Seçim İçin Feministler, 28 Mayıs’ta yapılacak ikinci tur Cumhurbaşkanlığı seçimleri öncesinde yayınladığı açıklama ile “Kazanılmış haklarımızdan vazgeçmeyeceğiz” çağrısı yaptı.
Ayrıca feminsitler, İstanbul'un çeşitli ilçelerinde kurulan pazarlarda yurttaşlara bildiri dağıtıp Erdoğan'ın kazanması halinde kadınların kaybedeceği hakları analtıyor.
“Her dair direnmeye devam”
Feministlerin açıklaması şöyle:
“Biz, ittifak ortaklarını ürkütmemek için İstanbul Sözleşmesi’ni mutabakat metnine dahi koyamayanlara değil, kendi mücadelemize güveniyoruz. Bu mücadelede, bugün her iki ittifakın da yükselttiği ırkçılığa, kayyuma, faşizme, ayrımcılığa asla yer yok. Seçim kazanmak için zaten güvensiz ve güvencesiz olan göçmen kadınların hayatlarını riske atacak veya kayyumlara kapı aralayacak bir politika kabul edilemez."
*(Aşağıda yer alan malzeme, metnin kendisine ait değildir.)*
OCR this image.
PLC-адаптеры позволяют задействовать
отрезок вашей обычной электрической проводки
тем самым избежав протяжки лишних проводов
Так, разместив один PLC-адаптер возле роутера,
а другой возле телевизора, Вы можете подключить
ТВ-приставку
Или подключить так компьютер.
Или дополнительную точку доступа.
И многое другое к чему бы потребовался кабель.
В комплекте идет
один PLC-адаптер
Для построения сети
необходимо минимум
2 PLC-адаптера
"Kadına yönelik şiddetin sorumluluğunu patriyarkada ve erkeklerin daima sırtını sıvazlayan siyasette değil, savaş yüzünden yerini yurdunu bırakmak zorunda kalan insanlarda aramak, bir nüfusu bütünüyle suçlu ilan etmek ırkçılıktır.”
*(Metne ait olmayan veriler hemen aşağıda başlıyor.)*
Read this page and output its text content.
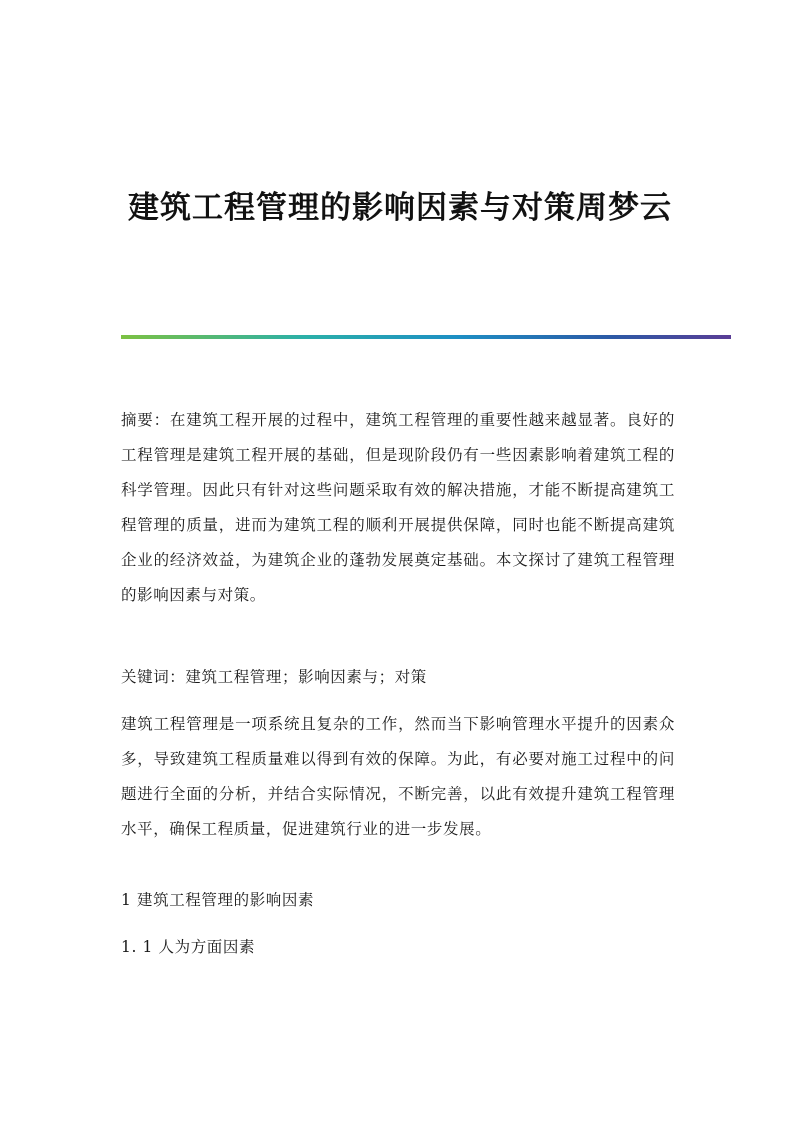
建筑工程管理的影响因素与对策周梦云
摘要：在建筑工程开展的过程中，建筑工程管理的重要性越来越显著。良好的工程管理是建筑工程开展的基础，但是现阶段仍有一些因素影响着建筑工程的科学管理。因此只有针对这些问题采取有效的解决措施，才能不断提高建筑工程管理的质量，进而为建筑工程的顺利开展提供保障，同时也能不断提高建筑企业的经济效益，为建筑企业的蓬勃发展奠定基础。本文探讨了建筑工程管理的影响因素与对策。
关键词：建筑工程管理；影响因素与；对策
建筑工程管理是一项系统且复杂的工作，然而当下影响管理水平提升的因素众多，导致建筑工程质量难以得到有效的保障。为此，有必要对施工过程中的问题进行全面的分析，并结合实际情况，不断完善，以此有效提升建筑工程管理水平，确保工程质量，促进建筑行业的进一步发展。
1 建筑工程管理的影响因素
1. 1 人为方面因素
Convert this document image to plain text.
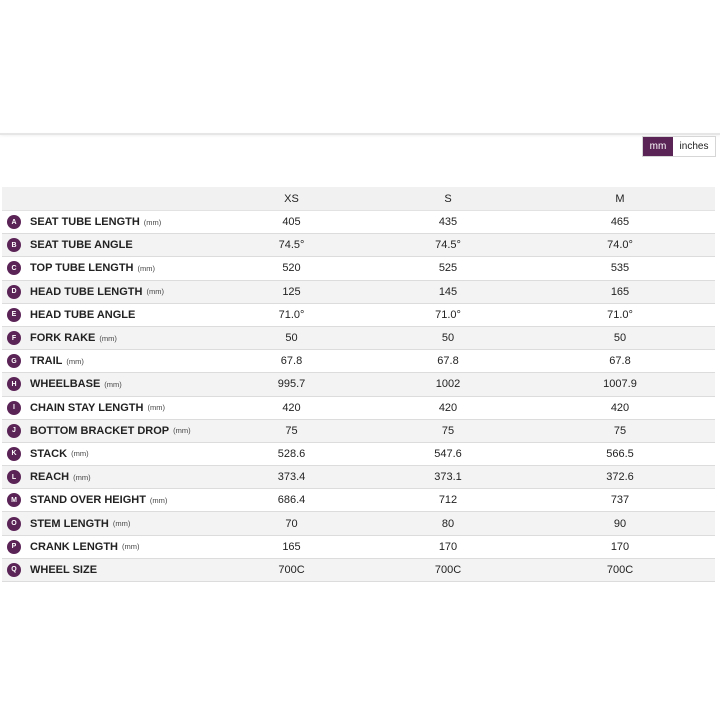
mm	inches
XS	S	M
A	SEAT TUBE LENGTH (mm)	405	435	465
B	SEAT TUBE ANGLE	74.5°	74.5°	74.0°
C	TOP TUBE LENGTH (mm)	520	525	535
D	HEAD TUBE LENGTH (mm)	125	145	165
E	HEAD TUBE ANGLE	71.0°	71.0°	71.0°
F	FORK RAKE (mm)	50	50	50
G	TRAIL (mm)	67.8	67.8	67.8
H	WHEELBASE (mm)	995.7	1002	1007.9
I	CHAIN STAY LENGTH (mm)	420	420	420
J	BOTTOM BRACKET DROP (mm)	75	75	75
K	STACK (mm)	528.6	547.6	566.5
L	REACH (mm)	373.4	373.1	372.6
M	STAND OVER HEIGHT (mm)	686.4	712	737
O	STEM LENGTH (mm)	70	80	90
P	CRANK LENGTH (mm)	165	170	170
Q	WHEEL SIZE	700C	700C	700C
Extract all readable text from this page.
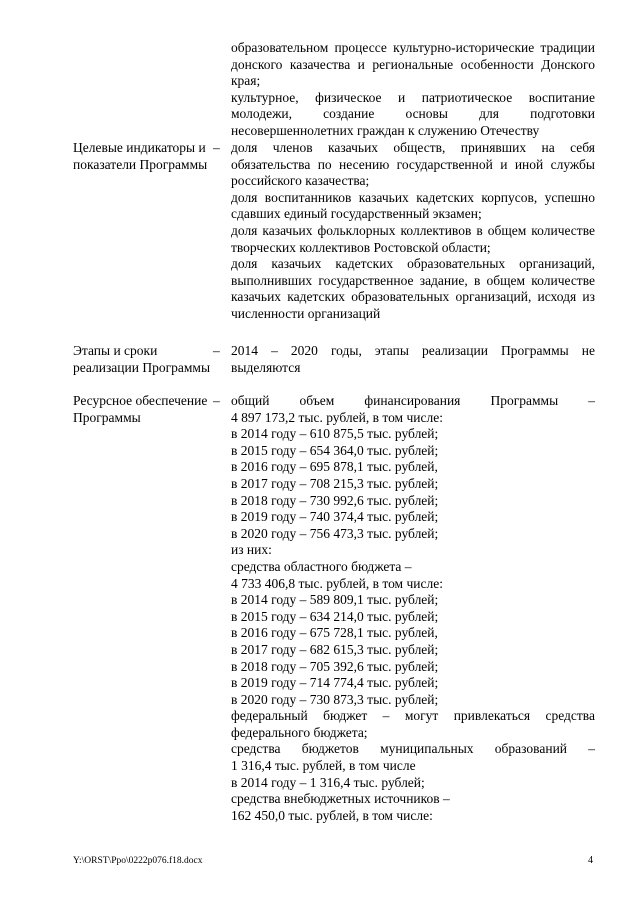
образовательном процессе культурно-исторические традиции донского казачества и региональные особенности Донского края;
культурное, физическое и патриотическое воспитание молодежи, создание основы для подготовки несовершеннолетних граждан к служению Отечеству
Целевые индикаторы и показатели Программы
– доля членов казачьих обществ, принявших на себя обязательства по несению государственной и иной службы российского казачества;
доля воспитанников казачьих кадетских корпусов, успешно сдавших единый государственный экзамен;
доля казачьих фольклорных коллективов в общем количестве творческих коллективов Ростовской области;
доля казачьих кадетских образовательных организаций, выполнивших государственное задание, в общем количестве казачьих кадетских образовательных организаций, исходя из численности организаций
Этапы и сроки реализации Программы
– 2014 – 2020 годы, этапы реализации Программы не выделяются
Ресурсное обеспечение Программы
– общий объем финансирования Программы –
4 897 173,2 тыс. рублей, в том числе:
в 2014 году – 610 875,5 тыс. рублей;
в 2015 году – 654 364,0 тыс. рублей;
в 2016 году – 695 878,1 тыс. рублей,
в 2017 году – 708 215,3 тыс. рублей;
в 2018 году – 730 992,6 тыс. рублей;
в 2019 году – 740 374,4 тыс. рублей;
в 2020 году – 756 473,3 тыс. рублей;
из них:
средства областного бюджета –
4 733 406,8 тыс. рублей, в том числе:
в 2014 году – 589 809,1 тыс. рублей;
в 2015 году – 634 214,0 тыс. рублей;
в 2016 году – 675 728,1 тыс. рублей,
в 2017 году – 682 615,3 тыс. рублей;
в 2018 году – 705 392,6 тыс. рублей;
в 2019 году – 714 774,4 тыс. рублей;
в 2020 году – 730 873,3 тыс. рублей;
федеральный бюджет – могут привлекаться средства федерального бюджета;
средства бюджетов муниципальных образований –
1 316,4 тыс. рублей, в том числе
в 2014 году – 1 316,4 тыс. рублей;
средства внебюджетных источников –
162 450,0 тыс. рублей, в том числе:
Y:\ORST\Ppo\0222p076.f18.docx	4
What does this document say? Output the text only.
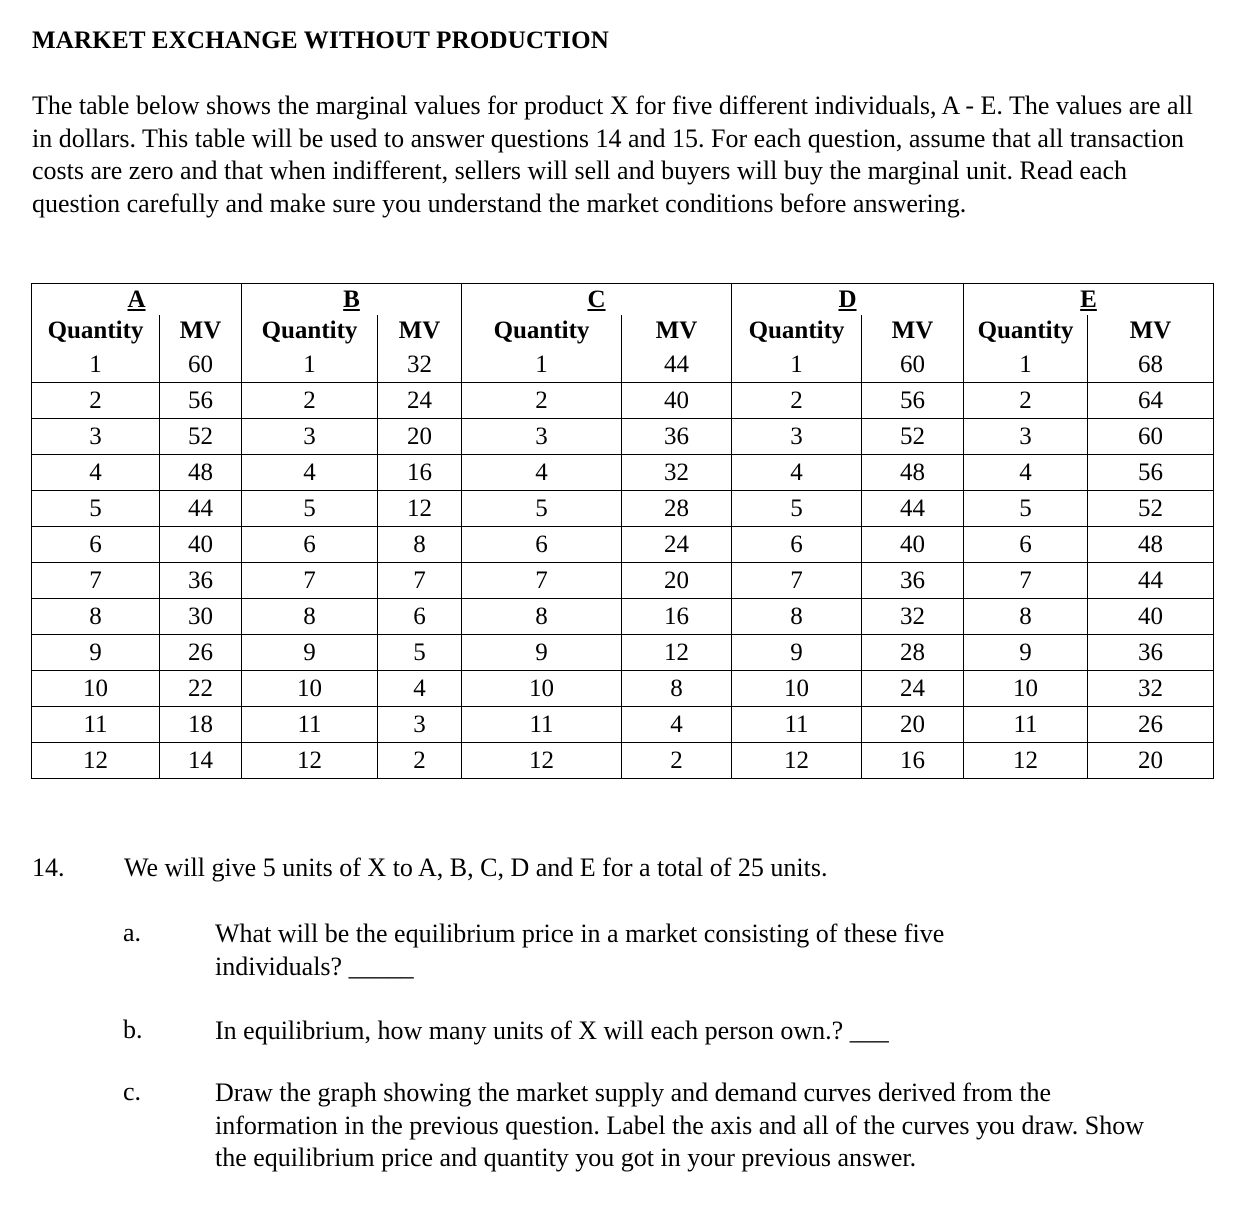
MARKET EXCHANGE WITHOUT PRODUCTION
The table below shows the marginal values for product X for five different individuals, A - E. The values are all in dollars. This table will be used to answer questions 14 and 15. For each question, assume that all transaction costs are zero and that when indifferent, sellers will sell and buyers will buy the marginal unit. Read each question carefully and make sure you understand the market conditions before answering.
A		B		C		D		E	
Quantity	MV	Quantity	MV	Quantity	MV	Quantity	MV	Quantity	MV
1	60	1	32	1	44	1	60	1	68
2	56	2	24	2	40	2	56	2	64
3	52	3	20	3	36	3	52	3	60
4	48	4	16	4	32	4	48	4	56
5	44	5	12	5	28	5	44	5	52
6	40	6	8	6	24	6	40	6	48
7	36	7	7	7	20	7	36	7	44
8	30	8	6	8	16	8	32	8	40
9	26	9	5	9	12	9	28	9	36
10	22	10	4	10	8	10	24	10	32
11	18	11	3	11	4	11	20	11	26
12	14	12	2	12	2	12	16	12	20
14. We will give 5 units of X to A, B, C, D and E for a total of 25 units.
a.	What will be the equilibrium price in a market consisting of these five individuals? _____
b.	In equilibrium, how many units of X will each person own.? ___
c.	Draw the graph showing the market supply and demand curves derived from the information in the previous question. Label the axis and all of the curves you draw. Show the equilibrium price and quantity you got in your previous answer.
“Özgecan Aslan’a tecavüz edip öldürenler göçmen miydi? HKG’yi 6 yaşında evlendirenler göçmen miydi? 2 yaşında çocuğu istismar eden Furkan Sevinç göçmen mi? Ceren Özdemir’i sokakta takip edip katleden Özgür Arduç göçmen miydi? Ya Şule Çet’i camdan atanlar? Hiçbiri göçmen değil."
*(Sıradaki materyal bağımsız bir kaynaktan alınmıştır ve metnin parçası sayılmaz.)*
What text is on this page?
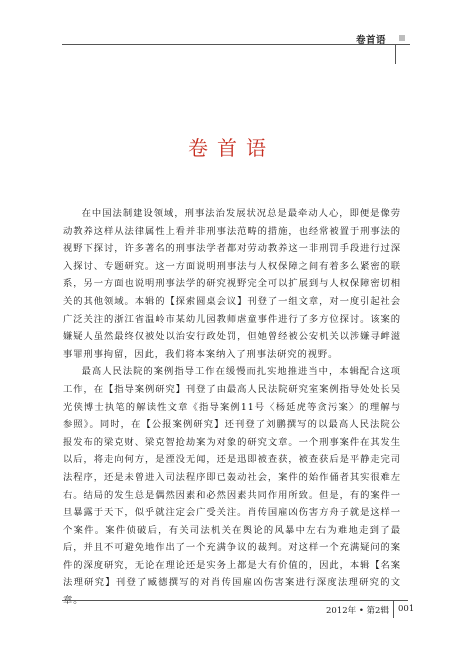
卷首语
卷首语

在中国法制建设领域，刑事法治发展状况总是最牵动人心，即便是像劳动教养这样从法律属性上看并非刑事法范畴的措施，也经常被置于刑事法的视野下探讨，许多著名的刑事法学者都对劳动教养这一非刑罚手段进行过深入探讨、专题研究。这一方面说明刑事法与人权保障之间有着多么紧密的联系，另一方面也说明刑事法学的研究视野完全可以扩展到与人权保障密切相关的其他领域。本辑的【探索圆桌会议】刊登了一组文章，对一度引起社会广泛关注的浙江省温岭市某幼儿园教师虐童事件进行了多方位探讨。该案的嫌疑人虽然最终仅被处以治安行政处罚，但她曾经被公安机关以涉嫌寻衅滋事罪刑事拘留，因此，我们将本案纳入了刑事法研究的视野。

最高人民法院的案例指导工作在缓慢而扎实地推进当中，本辑配合这项工作，在【指导案例研究】刊登了由最高人民法院研究室案例指导处处长吴光侠博士执笔的解读性文章《指导案例11号〈杨延虎等贪污案〉的理解与参照》。同时，在【公报案例研究】还刊登了刘鹏撰写的以最高人民法院公报发布的梁克财、梁克智抢劫案为对象的研究文章。一个刑事案件在其发生以后，将走向何方，是湮没无闻，还是迅即被查获，被查获后是平静走完司法程序，还是未曾进入司法程序即已轰动社会，案件的始作俑者其实很难左右。结局的发生总是偶然因素和必然因素共同作用所致。但是，有的案件一旦暴露于天下，似乎就注定会广受关注。肖传国雇凶伤害方舟子就是这样一个案件。案件侦破后，有关司法机关在舆论的风暴中左右为难地走到了最后，并且不可避免地作出了一个充满争议的裁判。对这样一个充满疑问的案件的深度研究，无论在理论还是实务上都是大有价值的，因此，本辑【名案法理研究】刊登了臧德撰写的对肖传国雇凶伤害案进行深度法理研究的文

2012年 • 第2辑 001
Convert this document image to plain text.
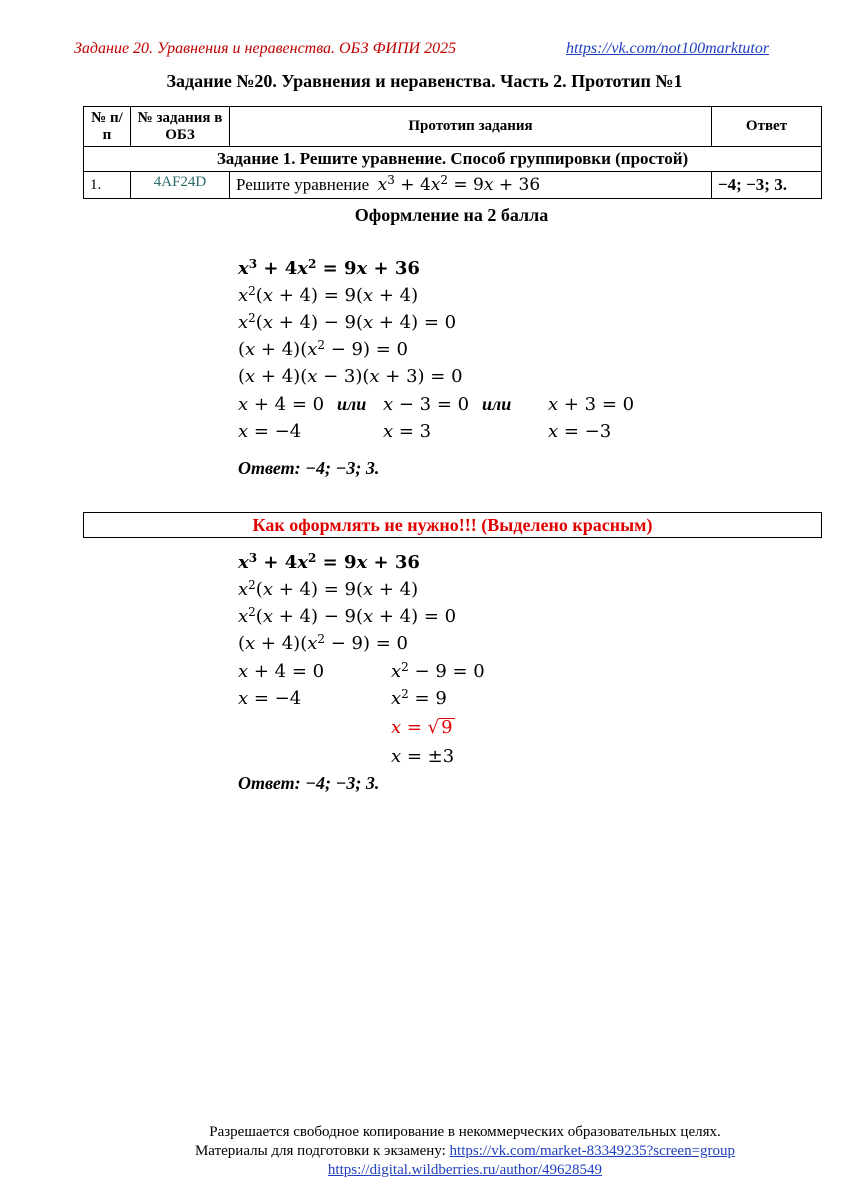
Задание 20. Уравнения и неравенства. ОБЗ ФИПИ 2025	https://vk.com/not100marktutor
Задание №20. Уравнения и неравенства. Часть 2. Прототип №1
№ п/п	№ задания в ОБЗ	Прототип задания	Ответ
Задание 1. Решите уравнение. Способ группировки (простой)			
1.	4AF24D	Решите уравнение $x^3 + 4x^2 = 9x + 36$	−4; −3; 3.
Оформление на 2 балла
$x^3 + 4x^2 = 9x + 36$
$x^2(x + 4) = 9(x + 4)$
$x^2(x + 4) - 9(x + 4) = 0$
$(x + 4)(x^2 - 9) = 0$
(x + 4)(x − 3)(x + 3) = 0
x + 4 = 0 или x − 3 = 0 или x + 3 = 0
x = −4	x = 3	x = −3
Ответ: −4; −3; 3.
Как оформлять не нужно!!! (Выделено красным)
$x^3 + 4x^2 = 9x + 36$
$x^2(x + 4) = 9(x + 4)$
$x^2(x + 4) - 9(x + 4) = 0$
$(x + 4)(x^2 - 9) = 0$
x + 4 = 0	$x^2 - 9 = 0$
x = −4	$x^2 = 9$
x = √ 9
x = ±3
Ответ: −4; −3; 3.
Разрешается свободное копирование в некоммерческих образовательных целях.
Материалы для подготовки к экзамену: https://vk.com/market-83349235?screen=group
https://digital.wildberries.ru/author/49628549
"Demek ki bizim gece sokakta güvende ve özgür yürümemizi göçmenlerin sınır dışı edilmesi sağlamayacak. Patriyarkal kapitalizmi ve yarattığı tahribatı bu şekilde maskelemek kadınlara yalnızca zarar verir. Gittikçe yoksullaşmamızın, emeğimizin karşılığını alamamamızın, savaş politikalarının ve erkek şiddetinin sorumluluğunun göçmenlere yıkılmasına, bunun için kadınların tacize karşı haklı isyanının araçsallaştırılmasına izin vermiyoruz.”
“Bizim göçmen kadınlarla, Dina’yla, Jesca’yla, Emani’yle, Nadira'yla mücadelemiz ortak! Bizim kayyum atandığı için belediyesi elinden alınan, kadın merkezi kuran kursuna dönüştürülen Kürt kadınlarla da mücadelemiz ortak. Diyarbakır’da, Van’da, Cizre’de halka seçimle yönetilme hakkını tam anlamıyla tanımayanlar, atama yoluyla yönetimi herhangi bir biçimde meşrulaştıranlar hiçbir yerde demokrasiden, haktan, hukuktan bahsedemez. Seçimlerimizi, hayatımızı, haklarımızı, emeğimizi ve irademizi gasp etmeye kalkanlara karşı birlikte ve her daim direnmeye devam.”